Over the past five years or so the share price has been moving up in a 2 o’clock direction to reflect ongoing operational progress. In early September interim results, the firm reported revenue up just over 19% compared to the year before and adjusted fully diluted earnings per share put on 16%. The directors marked the occasion by pushing the dividend 12.5% higher. The directors reckon the firm’s success during the period came from organic growth of 4.8% and from the benefits of recent acquisitions.
Ahead of expectations
Chief executive Chris Sander reckons continual capital investment is driving operational efficiencies and the firm is well-positioned to benefit from ongoing opportunities in the sector. He’s expecting the second half of 2017 to deliver good results too, and thinks the full-year outcome will be ahead of the directors’ previous expectations.

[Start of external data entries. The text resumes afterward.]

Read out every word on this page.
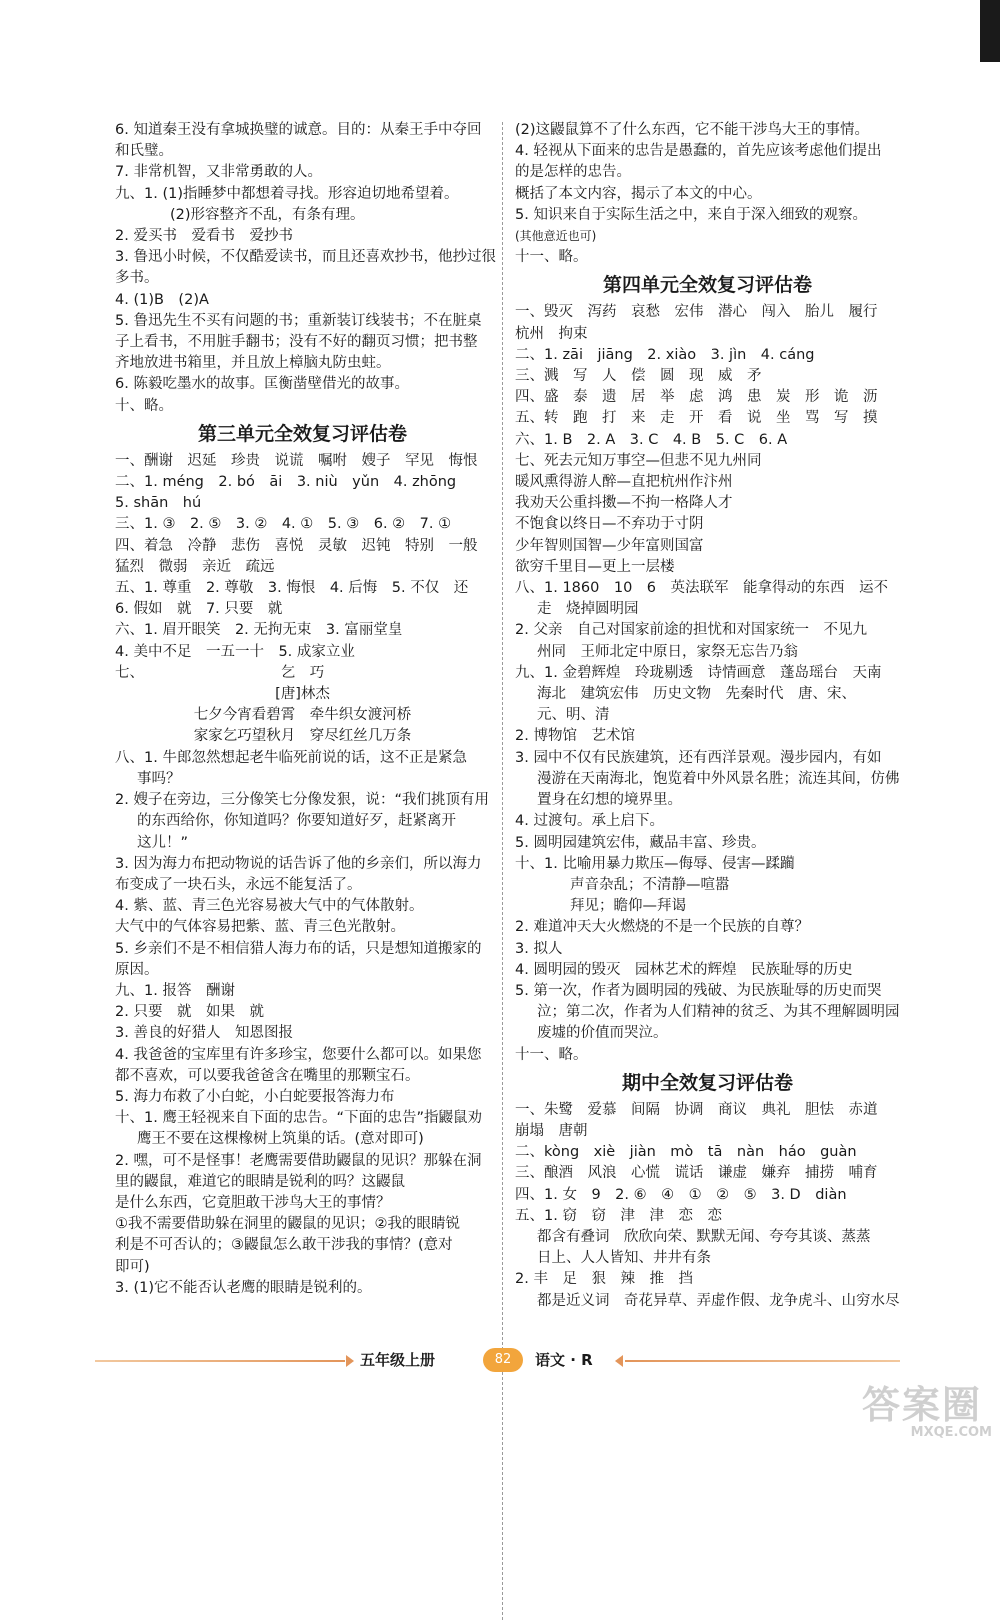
6. 知道秦王没有拿城换璧的诚意。目的：从秦王手中夺回
和氏璧。
7. 非常机智，又非常勇敢的人。
九、1. (1)指睡梦中都想着寻找。形容迫切地希望着。
(2)形容整齐不乱，有条有理。
2. 爱买书　爱看书　爱抄书
3. 鲁迅小时候，不仅酷爱读书，而且还喜欢抄书，他抄过很
多书。
4. (1)B　(2)A
5. 鲁迅先生不买有问题的书；重新装订线装书；不在脏桌
子上看书，不用脏手翻书；没有不好的翻页习惯；把书整
齐地放进书箱里，并且放上樟脑丸防虫蛀。
6. 陈毅吃墨水的故事。匡衡凿壁借光的故事。
十、略。
第三单元全效复习评估卷
一、酬谢　迟延　珍贵　说谎　嘱咐　嫂子　罕见　悔恨
二、1. méng　2. bó　āi　3. niù　yǔn　4. zhōng
5. shān　hú
三、1. ③　2. ⑤　3. ②　4. ①　5. ③　6. ②　7. ①
四、着急　冷静　悲伤　喜悦　灵敏　迟钝　特别　一般
猛烈　微弱　亲近　疏远
五、1. 尊重　2. 尊敬　3. 悔恨　4. 后悔　5. 不仅　还
6. 假如　就　7. 只要　就
六、1. 眉开眼笑　2. 无拘无束　3. 富丽堂皇
4. 美中不足　一五一十　5. 成家立业
七、	乞　巧
[唐]林杰
七夕今宵看碧霄　牵牛织女渡河桥
家家乞巧望秋月　穿尽红丝几万条
八、1. 牛郎忽然想起老牛临死前说的话，这不正是紧急
事吗？
2. 嫂子在旁边，三分像笑七分像发狠，说：“我们挑顶有用
的东西给你，你知道吗？你要知道好歹，赶紧离开
这儿！”
3. 因为海力布把动物说的话告诉了他的乡亲们，所以海力
布变成了一块石头，永远不能复活了。
4. 紫、蓝、青三色光容易被大气中的气体散射。
大气中的气体容易把紫、蓝、青三色光散射。
5. 乡亲们不是不相信猎人海力布的话，只是想知道搬家的
原因。
九、1. 报答　酬谢
2. 只要　就　如果　就
3. 善良的好猎人　知恩图报
4. 我爸爸的宝库里有许多珍宝，您要什么都可以。如果您
都不喜欢，可以要我爸爸含在嘴里的那颗宝石。
5. 海力布救了小白蛇，小白蛇要报答海力布
十、1. 鹰王轻视来自下面的忠告。“下面的忠告”指鼹鼠劝
鹰王不要在这棵橡树上筑巢的话。(意对即可)
2. 嘿，可不是怪事！老鹰需要借助鼹鼠的见识？那躲在洞
里的鼹鼠，难道它的眼睛是锐利的吗？这鼹鼠
是什么东西，它竟胆敢干涉鸟大王的事情？
①我不需要借助躲在洞里的鼹鼠的见识；②我的眼睛锐
利是不可否认的；③鼹鼠怎么敢干涉我的事情？(意对
即可)
3. (1)它不能否认老鹰的眼睛是锐利的。
(2)这鼹鼠算不了什么东西，它不能干涉鸟大王的事情。
4. 轻视从下面来的忠告是愚蠢的，首先应该考虑他们提出
的是怎样的忠告。
概括了本文内容，揭示了本文的中心。
5. 知识来自于实际生活之中，来自于深入细致的观察。
(其他意近也可)
十一、略。
第四单元全效复习评估卷
一、毁灭　泻药　哀愁　宏伟　潜心　闯入　胎儿　履行
杭州　拘束
二、1. zāi　jiāng　2. xiào　3. jìn　4. cáng
三、溅　写　人　偿　圆　现　威　矛
四、盛　泰　遗　居　举　虑　鸿　患　炭　形　诡　沥
五、转　跑　打　来　走　开　看　说　坐　骂　写　摸
六、1. B　2. A　3. C　4. B　5. C　6. A
七、死去元知万事空—但悲不见九州同
暖风熏得游人醉—直把杭州作汴州
我劝天公重抖擞—不拘一格降人才
不饱食以终日—不弃功于寸阴
少年智则国智—少年富则国富
欲穷千里目—更上一层楼
八、1. 1860　10　6　英法联军　能拿得动的东西　运不
走　烧掉圆明园
2. 父亲　自己对国家前途的担忧和对国家统一　不见九
州同　王师北定中原日，家祭无忘告乃翁
九、1. 金碧辉煌　玲珑剔透　诗情画意　蓬岛瑶台　天南
海北　建筑宏伟　历史文物　先秦时代　唐、宋、
元、明、清
2. 博物馆　艺术馆
3. 园中不仅有民族建筑，还有西洋景观。漫步园内，有如
漫游在天南海北，饱览着中外风景名胜；流连其间，仿佛
置身在幻想的境界里。
4. 过渡句。承上启下。
5. 圆明园建筑宏伟，藏品丰富、珍贵。
十、1. 比喻用暴力欺压—侮辱、侵害—蹂躏
声音杂乱；不清静—喧嚣
拜见；瞻仰—拜谒
2. 难道冲天大火燃烧的不是一个民族的自尊？
3. 拟人
4. 圆明园的毁灭　园林艺术的辉煌　民族耻辱的历史
5. 第一次，作者为圆明园的残破、为民族耻辱的历史而哭
泣；第二次，作者为人们精神的贫乏、为其不理解圆明园
废墟的价值而哭泣。
十一、略。
期中全效复习评估卷
一、朱鹭　爱慕　间隔　协调　商议　典礼　胆怯　赤道
崩塌　唐朝
二、kòng　xiè　jiàn　mò　tā　nàn　háo　guàn
三、酿酒　风浪　心慌　谎话　谦虚　嫌弃　捕捞　哺育
四、1. 女　9　2. ⑥　④　①　②　⑤　3. D　diàn
五、1. 窃　窃　津　津　恋　恋
都含有叠词　欣欣向荣、默默无闻、夸夸其谈、蒸蒸
日上、人人皆知、井井有条
2. 丰　足　狠　辣　推　挡
都是近义词　奇花异草、弄虚作假、龙争虎斗、山穷水尽
五年级上册	82	语文 · R
答案圈
MXQE.COM
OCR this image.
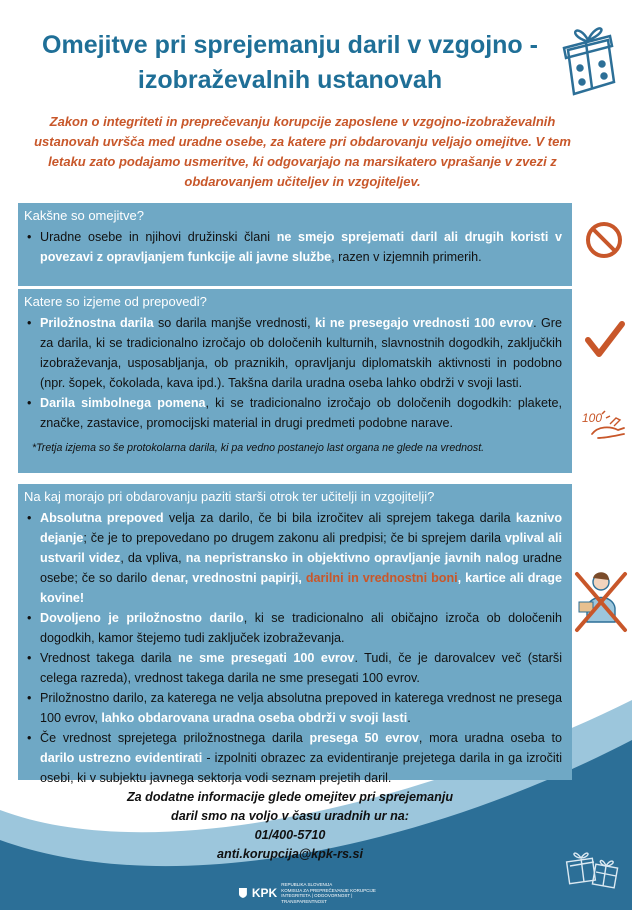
Omejitve pri sprejemanju daril v vzgojno -
izobraževalnih ustanovah

Zakon o integriteti in preprečevanju korupcije zaposlene v vzgojno-izobraževalnih ustanovah uvršča med uradne osebe, za katere pri obdarovanju veljajo omejitve. V tem letaku zato podajamo usmeritve, ki odgovarjajo na marsikatero vprašanje v zvezi z obdarovanjem učiteljev in vzgojiteljev.

Kakšne so omejitve?
• Uradne osebe in njihovi družinski člani ne smejo sprejemati daril ali drugih koristi v povezavi z opravljanjem funkcije ali javne službe, razen v izjemnih primerih.
Katere so izjeme od prepovedi?
• Priložnostna darila so darila manjše vrednosti, ki ne presegajo vrednosti 100 evrov. Gre za darila, ki se tradicionalno izročajo ob določenih kulturnih, slavnostnih dogodkih, zaključkih izobraževanja, usposabljanja, ob praznikih, opravljanju diplomatskih aktivnosti in podobno (npr. šopek, čokolada, kava ipd.). Takšna darila uradna oseba lahko obdrži v svoji lasti.
• Darila simbolnega pomena, ki se tradicionalno izročajo ob določenih dogodkih: plakete, značke, zastavice, promocijski material in drugi predmeti podobne narave.
*Tretja izjema so še protokolarna darila, ki pa vedno postanejo last organa ne glede na vrednost.
Na kaj morajo pri obdarovanju paziti starši otrok ter učitelji in vzgojitelji?
• Absolutna prepoved velja za darilo, če bi bila izročitev ali sprejem takega darila kaznivo dejanje; če je to prepovedano po drugem zakonu ali predpisi; če bi sprejem darila vplival ali ustvaril videz, da vpliva, na nepristransko in objektivno opravljanje javnih nalog uradne osebe; če so darilo denar, vrednostni papirji, darilni in vrednostni boni, kartice ali drage kovine!
• Dovoljeno je priložnostno darilo, ki se tradicionalno ali običajno izroča ob določenih dogodkih, kamor štejemo tudi zaključek izobraževanja.
• Vrednost takega darila ne sme presegati 100 evrov. Tudi, če je darovalcev več (starši celega razreda), vrednost takega darila ne sme presegati 100 evrov.
• Priložnostno darilo, za katerega ne velja absolutna prepoved in katerega vrednost ne presega 100 evrov, lahko obdarovana uradna oseba obdrži v svoji lasti.
• Če vrednost sprejetega priložnostnega darila presega 50 evrov, mora uradna oseba to darilo ustrezno evidentirati - izpolniti obrazec za evidentiranje prejetega darila in ga izročiti osebi, ki v subjektu javnega sektorja vodi seznam prejetih daril.
100
Za dodatne informacije glede omejitev pri sprejemanju
daril smo na voljo v času uradnih ur na:
01/400-5710
anti.korupcija@kpk-rs.si
KPK
REPUBLIKA SLOVENIJA
KOMISIJA ZA PREPREČEVANJE KORUPCIJE
INTEGRITETA | ODGOVORNOST | TRANSPARENTNOST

Over the last five years, the firm has emerged as a much tighter outfit focused on textile rental activities. In January, the sale of the remaining dry-cleaning business completed the company’s rebirth, and I reckon the future looks bright because a concentrated focus on a narrower sphere of activity is almost always a good thing when it comes to business. Trying to be all things to everyone rarely succeeds in generating slick finances because additional costs and inefficiencies often get in the way.
Consolidating the sector
The company says its acquisition and integration strategy as well as ongoing investment are key to future growth. The strategy has served the firm well, so far, and along with strong organic growth has put it at the top of the market in Britain. I’m optimistic that future progress will be made and that investors like us can benefit further from where we are now.
Today’s share price at around 144p puts the firm on a forward price-to-earnings ratio just below 17 for 2018 and the forward dividend yield runs at a little over 2%. Forward earnings should cover the payout almost three times. The valuation isn’t in obvious-bargain territory but I reckon it does reflect the quality of the enterprise.